Located in southeastern Ethiopia, 400km from Addis Ababa, the Bale Mountains are a landscape created by volcanic fires and shaped by glacial ice.
The highlands are almost always ringed by clouds and covered in mist, rain or sleet. Giant lobelia plants stand guard over the undulating plateau and its numerous glacial lakes and swamps. You are surrounded on all sides by volcanic ridges and peaks.
Only about 200 people a year trek in the Bale Mountains, and given the recent unrest in Ethiopia tourist numbers nationwide are drastically down; so we pretty much had the place to ourselves.
We didn’t see another trekker for the week we spent in the park, and if it hadn’t been quite so cloudy when we climbed to the top of Tullu Demtu (Ethiopia’s second-highest mountain at 4,377m) I know there wouldn’t have been another person below us in this spectacular, ethereal landscape for as far as the eye could see.
Averaging 4,000m above sea level there is nowhere else like it on the African continent, a place where natural selection has been hard at work; plants, animals and birds have all been fine-tuned to withstand the extremes of temperature, oxygen depletion, fierce winds and extreme ultraviolet radiation.
The result has been the creation of an ecosystem that is one of those rare and rarefied places, where many of the things that live here are found nowhere else. There are more animals unique to these mountains than just about anywhere else on the planet!
The Bale Highlands are home to 20 endemic Ethiopian mammals (five of which, including the magnificent and endangered mountain nyala, are found only here), 12 endemic amphibians, 12 reptiles, 16 endemic birds and all the Bale monkeys and big-headed mole-rats in the world.
The Bale Mountains are rated one of the four top birding spots in Africa and it is easy to see why, with such rare birds as the blue-winged goose, Abyssinian catbird, spot-breasted plover and Abyssinian ground-hornbill to be seen.
Ethiopia has more than 860 species of bird, 283 of which are found in the Bale Mountains and 16 of which are endemic to these highlands.
In 1969, 215,000 hectares of the Bale Mountains were declared a National Park and in 2009 nominated as a World Heritage site. But Bale is not a national park in the normal western understanding of the concept.
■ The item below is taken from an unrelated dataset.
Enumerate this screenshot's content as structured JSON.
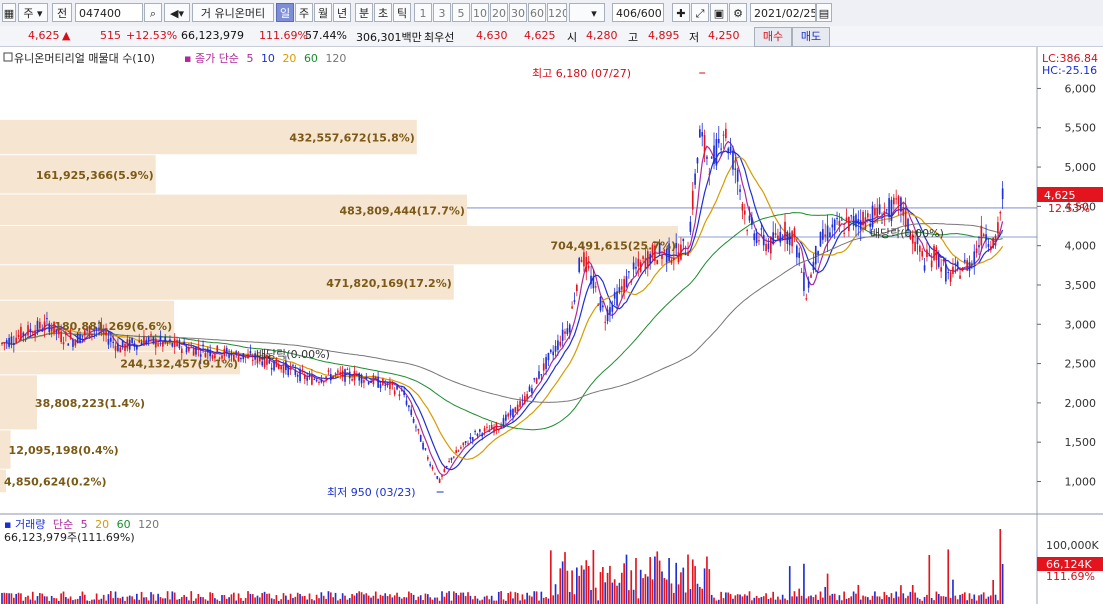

Somewhere between 20,000 and 40,000 people live within the park’s boundaries, divided between local villagers in the Harrena forest and pastoralists tending cattle, sheep and horses on the Senetti Plateau. Stock numbers now exceed the sustainable utilisation of the fragile moorlands, threatening the food source of the rodents, who are in turn the principal food source of all the carnivores, including the Ethiopian wolf.
The star of the Bale show is undoubtedly the Ethiopian wolf (Canis simensis). With its thick, brick red coat on top and white belly below, its narrow snout and lithe body, it looks more like a large fox or a jackal than a wolf. The afro-alpine zone of the park is home to about half of the world’s total population of between 400 and 450 Ethiopian wolves – this is the rarest canid on the planet and Africa’s most endangered carnivore.
An even bigger threat to the wolves than the shortage of rodents to eat is the presence of several thousand domestic dogs in the park. These dogs are carriers of rabies and interact openly with the wolves. In 2010 rabies and distemper killed 106 of the wolves (about 40% of the Bale population at the time) and again in 2014 between 30 and 50% of the parks wolves were killed by rabies.
The numbers have recovered slightly now, due to a rabies vaccination project and the Ethiopian Wolf Conservation Project, which attempts to vaccinate 4000 domestic dogs, and all of the wolves in the park annually. We were lucky to see twelve wolves during our time in the park and also met some of the researchers working with the conservation project as they walked the plateau making notes on the wolves they saw.
Conservationists worry that if a viable solution is not found and efforts to control the unsustainable exploitation of the park’s natural resources are not successful, that not only the Ethiopian wolf but a number of other rare and endangered animals in Bale will vanish.
A week was barely long enough to do justice to this beautiful park. We trekked across approximately one-third of the park, starting in the tiny rural town of Dinsho, crossing the Senetti Plateau and finishing in the Harrena Forest. It was a ‘rustic’ style trip, food was basic, to say the least, our cook had a repertoire that consisted solely of rice with cabbage or pasta with tomato sauce, and we ate these dishes with regular monotony; always knowing that whichever we ate for lunch, the other would, without fail, appear at dinner!
The accommodation was tents, which were tiny but snug and warm and many mornings we awoke to find it covered with a layer of ice. This was an amazing opportunity to visit Ethiopia’s most important biodiversity hotspot and see some of the rarest creatures in the world.